Q2: Please summarize your review in 1-2 sentences
I feel that this paper makes good steps towards the goal of developing scalable approximate Bayesian inference methods (specifically, low-communication parallel methods) that maintain a good posterior approximation. Additionally, optimizing over the sample aggregation function is a clever idea, and seems to produce good results (relative to CMC). However, a more-thorough empirical exploration into inference times/speedups, and comparisons with other methods (particularly variational methods), would strengthen this paper.

Author Feedback
Author Feedback
Q1:Author rebuttal: Please respond to any concerns raised in the reviews. There are no constraints on how you want to argue your case, except for the fact that your text should be limited to a maximum of 5000 characters. Note however, that reviewers and area chairs are busy and may not read long vague rebuttals. It is in your own interest to be concise and to the point.
We thank the reviewers for their helpful comments. We organize our response by topic.

Originality: In addition to introducing variational optimization to the CMC framework (noted by R1), we also introduce structured aggregation functions that are necessary for executing CMC in the context of constrained parameters (see Section 5).

Experimental Results:

We agree with the reviewers that a number of interesting directions for the experimental evaluation remain open.
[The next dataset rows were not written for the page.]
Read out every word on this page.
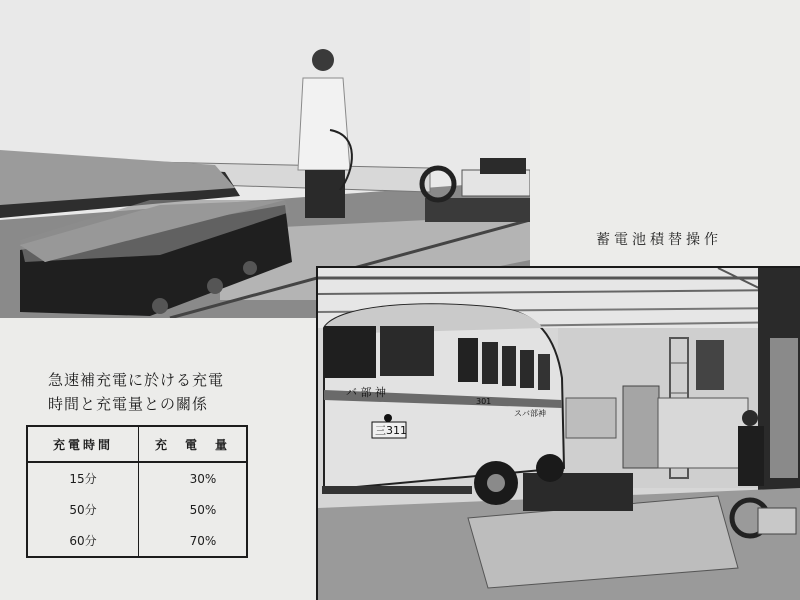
蓄電池積替操作
バ 部 神
三311
301
スバ部神
急速補充電に於ける充電
時間と充電量との關係
充電時間	充　電　量
15分	30%
50分	50%
60分	70%
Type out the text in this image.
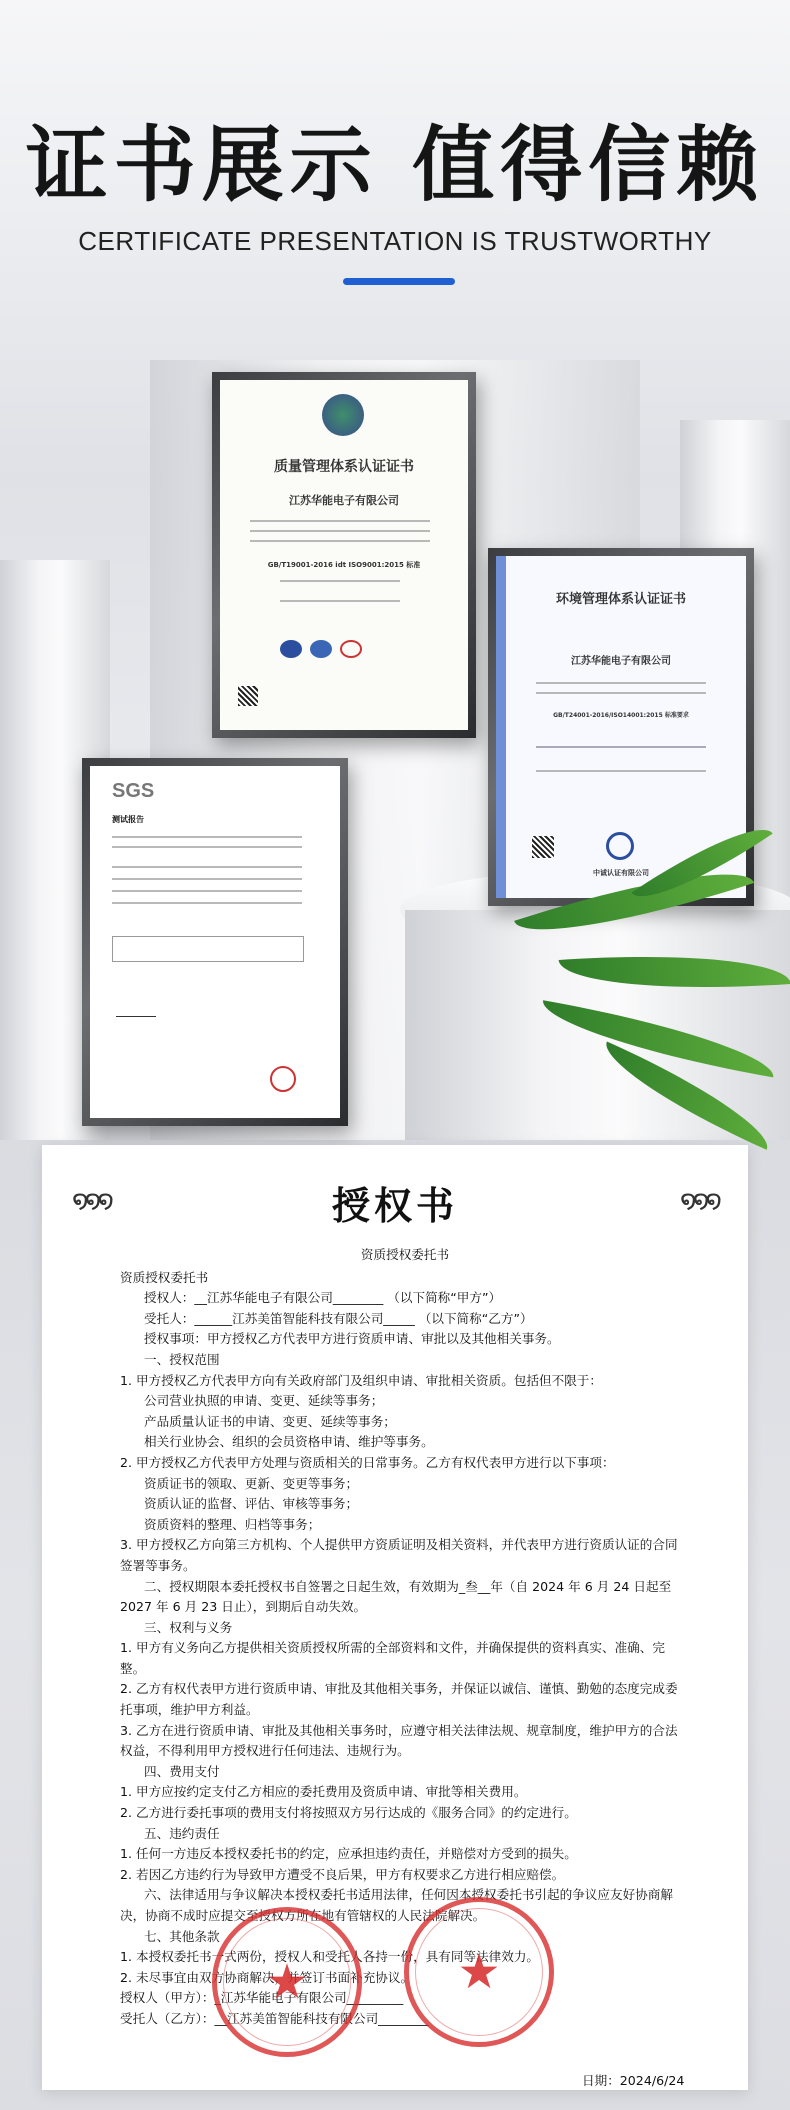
证书展示 值得信赖
CERTIFICATE PRESENTATION IS TRUSTWORTHY
质量管理体系认证证书
江苏华能电子有限公司
GB/T19001-2016 idt ISO9001:2015 标准
环境管理体系认证证书
江苏华能电子有限公司
GB/T24001-2016/ISO14001:2015 标准要求
中诚认证有限公司
SGS
测试报告
໑໑໑	授权书	໑໑໑

资质授权委托书

资质授权委托书

授权人：__江苏华能电子有限公司________ （以下简称“甲方”）

受托人：______江苏美笛智能科技有限公司_____ （以下简称“乙方”）

授权事项：甲方授权乙方代表甲方进行资质申请、审批以及其他相关事务。

一、授权范围

1. 甲方授权乙方代表甲方向有关政府部门及组织申请、审批相关资质。包括但不限于：

公司营业执照的申请、变更、延续等事务；

产品质量认证书的申请、变更、延续等事务；

相关行业协会、组织的会员资格申请、维护等事务。

2. 甲方授权乙方代表甲方处理与资质相关的日常事务。乙方有权代表甲方进行以下事项：

资质证书的领取、更新、变更等事务；

资质认证的监督、评估、审核等事务；

资质资料的整理、归档等事务；

3. 甲方授权乙方向第三方机构、个人提供甲方资质证明及相关资料，并代表甲方进行资质认证的合同签署等事务。

二、授权期限本委托授权书自签署之日起生效，有效期为_叁__年（自 2024 年 6 月 24 日起至 2027 年 6 月 23 日止），到期后自动失效。

三、权利与义务

1. 甲方有义务向乙方提供相关资质授权所需的全部资料和文件，并确保提供的资料真实、准确、完整。

2. 乙方有权代表甲方进行资质申请、审批及其他相关事务，并保证以诚信、谨慎、勤勉的态度完成委托事项，维护甲方利益。

3. 乙方在进行资质申请、审批及其他相关事务时，应遵守相关法律法规、规章制度，维护甲方的合法权益，不得利用甲方授权进行任何违法、违规行为。

四、费用支付

1. 甲方应按约定支付乙方相应的委托费用及资质申请、审批等相关费用。

2. 乙方进行委托事项的费用支付将按照双方另行达成的《服务合同》的约定进行。

五、违约责任

1. 任何一方违反本授权委托书的约定，应承担违约责任，并赔偿对方受到的损失。

2. 若因乙方违约行为导致甲方遭受不良后果，甲方有权要求乙方进行相应赔偿。

六、法律适用与争议解决本授权委托书适用法律，任何因本授权委托书引起的争议应友好协商解决，协商不成时应提交至授权方所在地有管辖权的人民法院解决。

七、其他条款

1. 本授权委托书一式两份，授权人和受托人各持一份，具有同等法律效力。

2. 未尽事宜由双方协商解决，并签订书面补充协议。

授权人（甲方）：_江苏华能电子有限公司_________

受托人（乙方）：__江苏美笛智能科技有限公司________

★	★
日期：2024/6/24
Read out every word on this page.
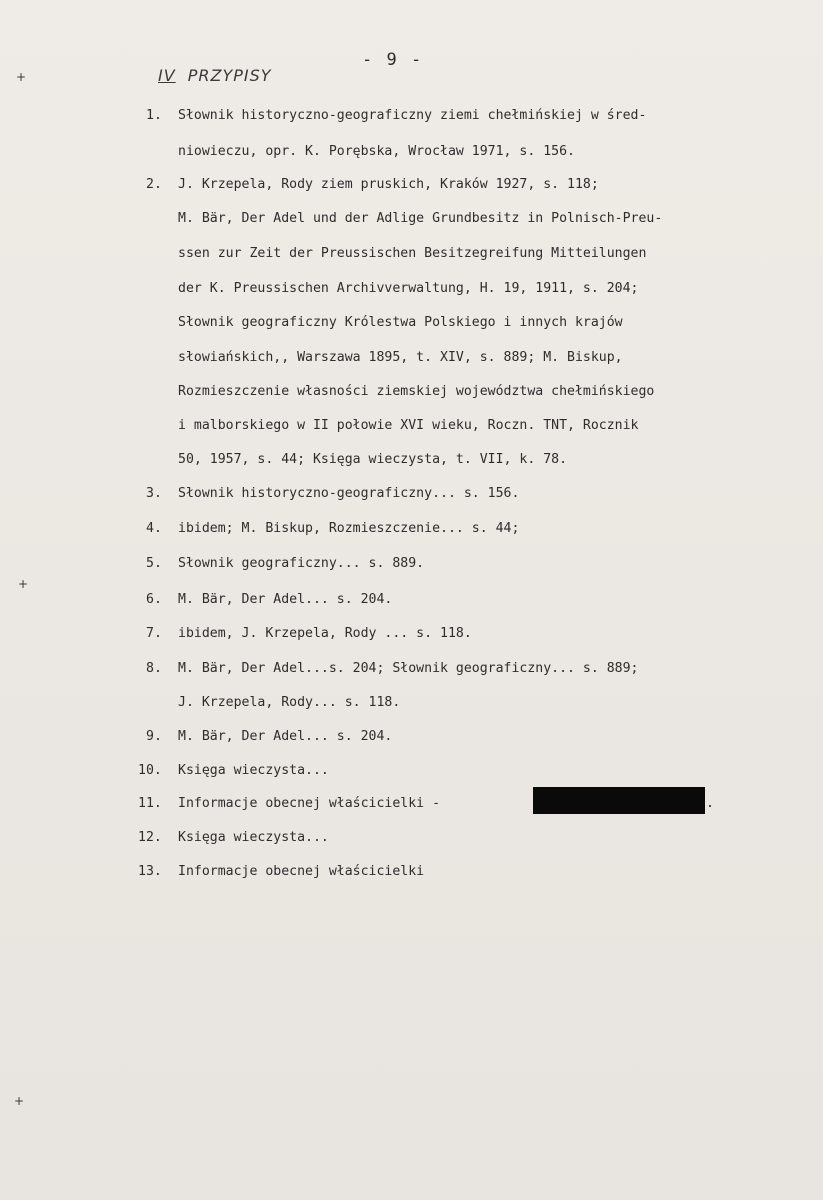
- 9 -
IV PRZYPISY
1. Słownik historyczno-geograficzny ziemi chełmińskiej w śred-
niowieczu, opr. K. Porębska, Wrocław 1971, s. 156.
2. J. Krzepela, Rody ziem pruskich, Kraków 1927, s. 118;
M. Bär, Der Adel und der Adlige Grundbesitz in Polnisch-Preu-
ssen zur Zeit der Preussischen Besitzegreifung Mitteilungen
der K. Preussischen Archivverwaltung, H. 19, 1911, s. 204;
Słownik geograficzny Królestwa Polskiego i innych krajów
słowiańskich,, Warszawa 1895, t. XIV, s. 889; M. Biskup,
Rozmieszczenie własności ziemskiej województwa chełmińskiego
i malborskiego w II połowie XVI wieku, Roczn. TNT, Rocznik
50, 1957, s. 44; Księga wieczysta, t. VII, k. 78.
3. Słownik historyczno-geograficzny... s. 156.
4. ibidem; M. Biskup, Rozmieszczenie... s. 44;
5. Słownik geograficzny... s. 889.
6. M. Bär, Der Adel... s. 204.
7. ibidem, J. Krzepela, Rody ... s. 118.
8. M. Bär, Der Adel...s. 204; Słownik geograficzny... s. 889;
J. Krzepela, Rody... s. 118.
9. M. Bär, Der Adel... s. 204.
10. Księga wieczysta...
11. Informacje obecnej właścicielki -	.
12. Księga wieczysta...
13. Informacje obecnej właścicielki
+
+
+
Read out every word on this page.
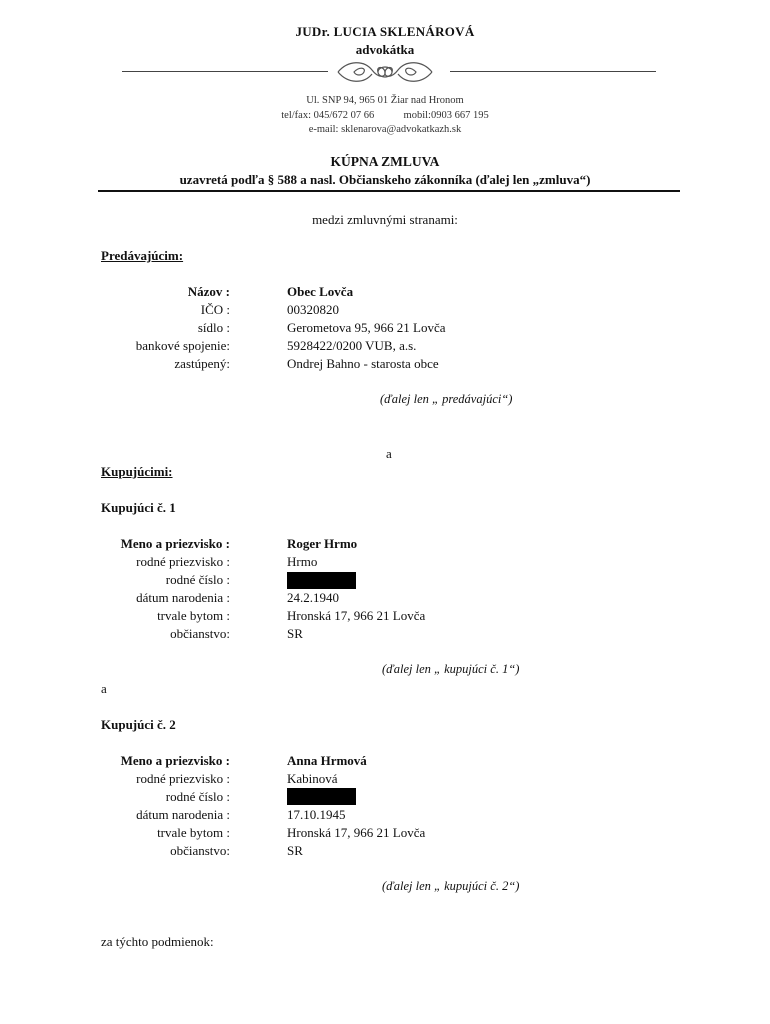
JUDr. LUCIA SKLENÁROVÁ
advokátka
Ul. SNP 94, 965 01 Žiar nad Hronom
tel/fax: 045/672 07 66	mobil:0903 667 195
e-mail: sklenarova@advokatkazh.sk
KÚPNA ZMLUVA
uzavretá podľa § 588 a nasl. Občianskeho zákonníka (ďalej len „zmluva“)
medzi zmluvnými stranami:
Predávajúcim:
Názov :	Obec Lovča
IČO :	00320820
sídlo :	Gerometova 95, 966 21 Lovča
bankové spojenie:	5928422/0200 VUB, a.s.
zastúpený:	Ondrej Bahno - starosta obce
(ďalej len „ predávajúci“)
a
Kupujúcimi:
Kupujúci č. 1
Meno a priezvisko :	Roger Hrmo
rodné priezvisko :	Hrmo
rodné číslo :
dátum narodenia :	24.2.1940
trvale bytom :	Hronská 17, 966 21 Lovča
občianstvo:	SR
(ďalej len „ kupujúci č. 1“)
a
Kupujúci č. 2
Meno a priezvisko :	Anna Hrmová
rodné priezvisko :	Kabinová
rodné číslo :
dátum narodenia :	17.10.1945
trvale bytom :	Hronská 17, 966 21 Lovča
občianstvo:	SR
(ďalej len „ kupujúci č. 2“)
za týchto podmienok:
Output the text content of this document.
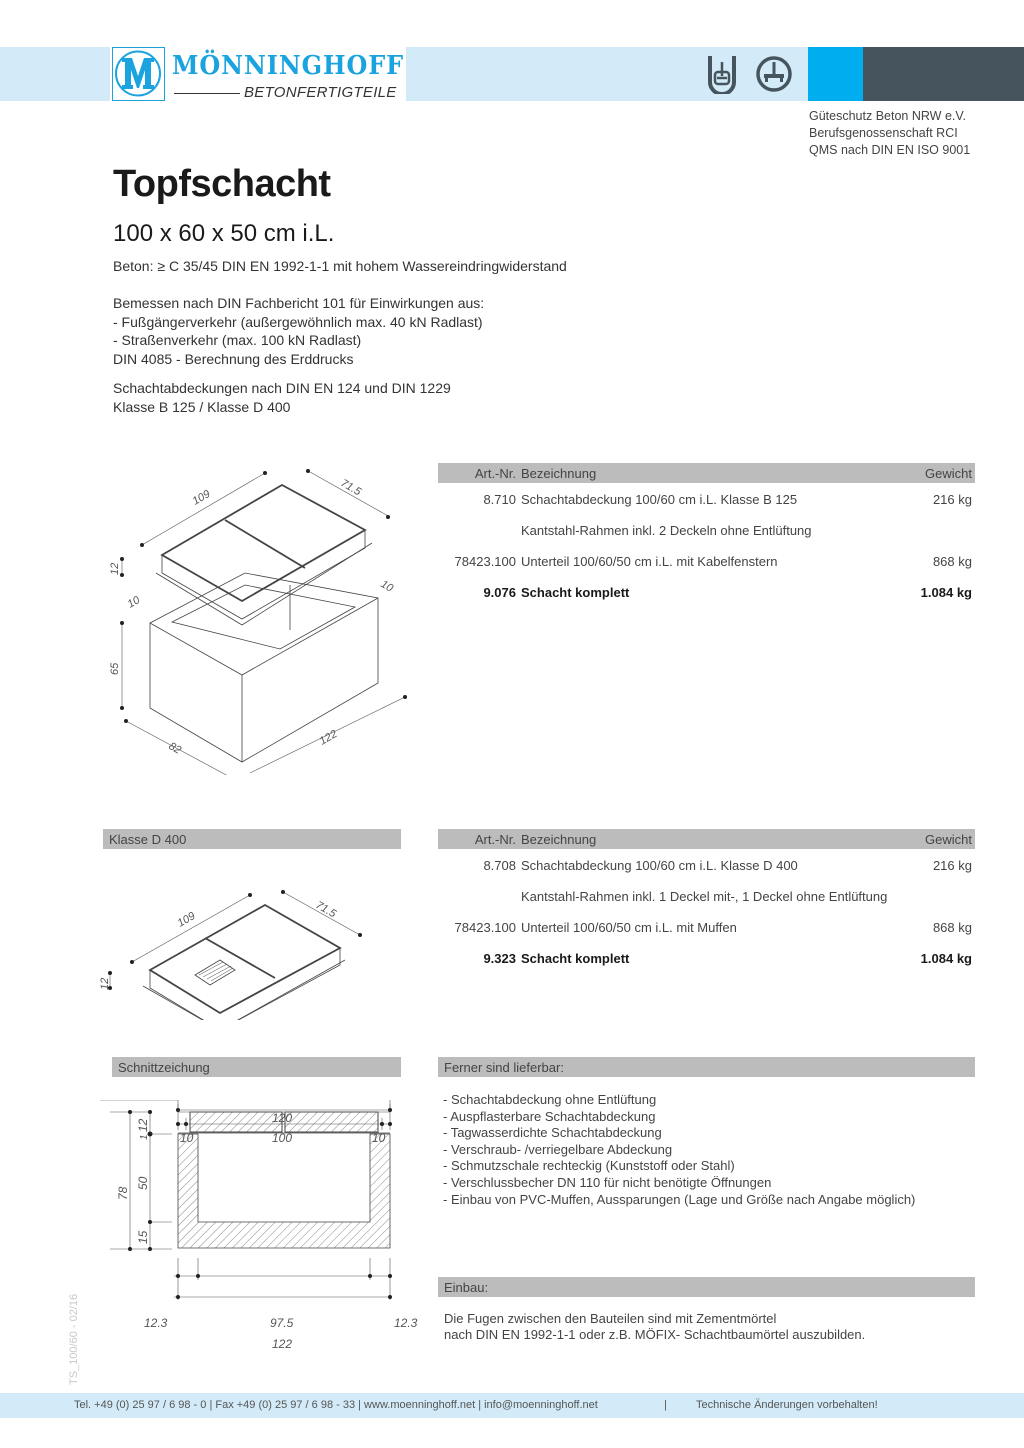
MÖNNINGHOFF
BETONFERTIGTEILE
Güteschutz Beton NRW e.V.
Berufsgenossenschaft RCI
QMS nach DIN EN ISO 9001
Topfschacht
100 x 60 x 50 cm i.L.
Beton: ≥ C 35/45 DIN EN 1992-1-1 mit hohem Wassereindringwiderstand
Bemessen nach DIN Fachbericht 101 für Einwirkungen aus:
- Fußgängerverkehr (außergewöhnlich max. 40 kN Radlast)
- Straßenverkehr (max. 100 kN Radlast)
DIN 4085 - Berechnung des Erddrucks
Schachtabdeckungen nach DIN EN 124 und DIN 1229
Klasse B 125 / Klasse D 400
109	71.5
12
10
10
65
82
122
Art.-Nr. Bezeichnung	Gewicht
8.710 Schachtabdeckung 100/60 cm i.L. Klasse B 125	216 kg
Kantstahl-Rahmen inkl. 2 Deckeln ohne Entlüftung
78423.100 Unterteil 100/60/50 cm i.L. mit Kabelfenstern	868 kg
9.076 Schacht komplett	1.084 kg
Klasse D 400
109	71.5
12
Art.-Nr. Bezeichnung	Gewicht
8.708 Schachtabdeckung 100/60 cm i.L. Klasse D 400	216 kg
Kantstahl-Rahmen inkl. 1 Deckel mit-, 1 Deckel ohne Entlüftung
78423.100 Unterteil 100/60/50 cm i.L. mit Muffen	868 kg
9.323 Schacht komplett	1.084 kg
Schnittzeichung
120
10	100	10
78
12
1
50
15
12.3	97.5	12.3
122
Ferner sind lieferbar:
- Schachtabdeckung ohne Entlüftung
- Auspflasterbare Schachtabdeckung
- Tagwasserdichte Schachtabdeckung
- Verschraub- /verriegelbare Abdeckung
- Schmutzschale rechteckig (Kunststoff oder Stahl)
- Verschlussbecher DN 110 für nicht benötigte Öffnungen
- Einbau von PVC-Muffen, Aussparungen (Lage und Größe nach Angabe möglich)
Einbau:
Die Fugen zwischen den Bauteilen sind mit Zementmörtel
nach DIN EN 1992-1-1 oder z.B. MÖFIX- Schachtbaumörtel auszubilden.
TS_100/60 - 02/16
Tel. +49 (0) 25 97 / 6 98 - 0 | Fax +49 (0) 25 97 / 6 98 - 33 | www.moenninghoff.net | info@moenninghoff.net	|	Technische Änderungen vorbehalten!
(1) Choice of datasets and models.

In choosing the evaluation datasets, we set two goals: (1) direct comparison to previously published consensus Monte Carlo results and (2) analyzing parallel MCMC for higher dimensional problems.

A key issue, we believe, in choosing benchmark problems is the interaction between dimensionality and dataset size. We avoided large data set sizes with small dimensions in order to stay out of the asymptotic Bayesian central limit theorem regime. Truly large scale experiments involving both large data set size and high dimension would be an excellent topic for future work.

As for more complex models -- as we discussed in our conclusion section, dealing with complex latent variable models like LDA is also an open problem, due to the need for more sophisticated aggregation functions. Our approach to the mixture model takes a step in that direction. We will add a remark addressing this problem and its possible resolutions -- e.g. based on the recent work of Campbell et al.

(2) Comparisons to other published work.

In order to isolate the benefit of the variational optimization, we chose to focus on a thorough comparison to the consensus Monte Carlo baseline. Further evaluation against other parallel algorithms would, we believe, be a good addition to an expanded version of our paper.

Likewise, comparisons to minibatch approaches like SGLD, or purely variational Bayes algorithms like SDA or Campbell et al, would be good additions to future work. We view these as being beyond the scope of our current investigation, however. As we understand it, it is still an open problem to determine where each of these competing methods is advantageous.

(3) Evaluating speedup.

Our empirical results demonstrate a meaningful speedup over serial MCMC. In the case of the Gaussian mixture model, we demonstrated a linear speedup. In the case of the probit model, the speedup was sublinear but, depending on the error tolerated, still substantial.

The speedup relative to serial MCMC depends on several factors, including the sampling algorithm, the optimization algorithm, and the parameters of both (e.g. proposal kernels, step size, number of samples, burn in). Further investigation of this high dimensional space is warranted.

(4) Predictive inference evaluation

As suggested by R2, predictive ability is a good evaluation strategy. We deployed it for the mixture of Gaussians, where we showed greatly increased accuracy in estimating cluster comembership probabilities (Figure 3a).

(5) Error metric.

As R5 notes in the brief comment, other error metrics could be used. It's unclear which is best, and we believe ours is a reasonable choice. It has several desirable properties, including, most importantly, scale-freeness.

Theoretical Results:

(1) Blockwise concavity

We emphasized the blockwise concavity of the variational optimization problem as evidence of its tractability.

(2) Alternate relaxations

There are two challenges related to the relaxation: first, finding any relaxation (as the setup is different from classical variational Bayes problems) and, second, assessing the quality of the relaxation and its impact on performance (as R6 notes).

R6 makes a good point that the relaxation is an important choice within the algorithm. Finding any valid relaxation is difficult because the setup is different from classical variational Bayes. We will
add a remark about this in our paper.

Diagonal Matrix Aggregation:

To address R2's question about alternate decompositions, the choice of diagonal-based aggregation was motivated primarily by computational tractability. Alternate aggregation strategies based on, e.g., Cholesky decompositions, as suggested, would certainly be possible.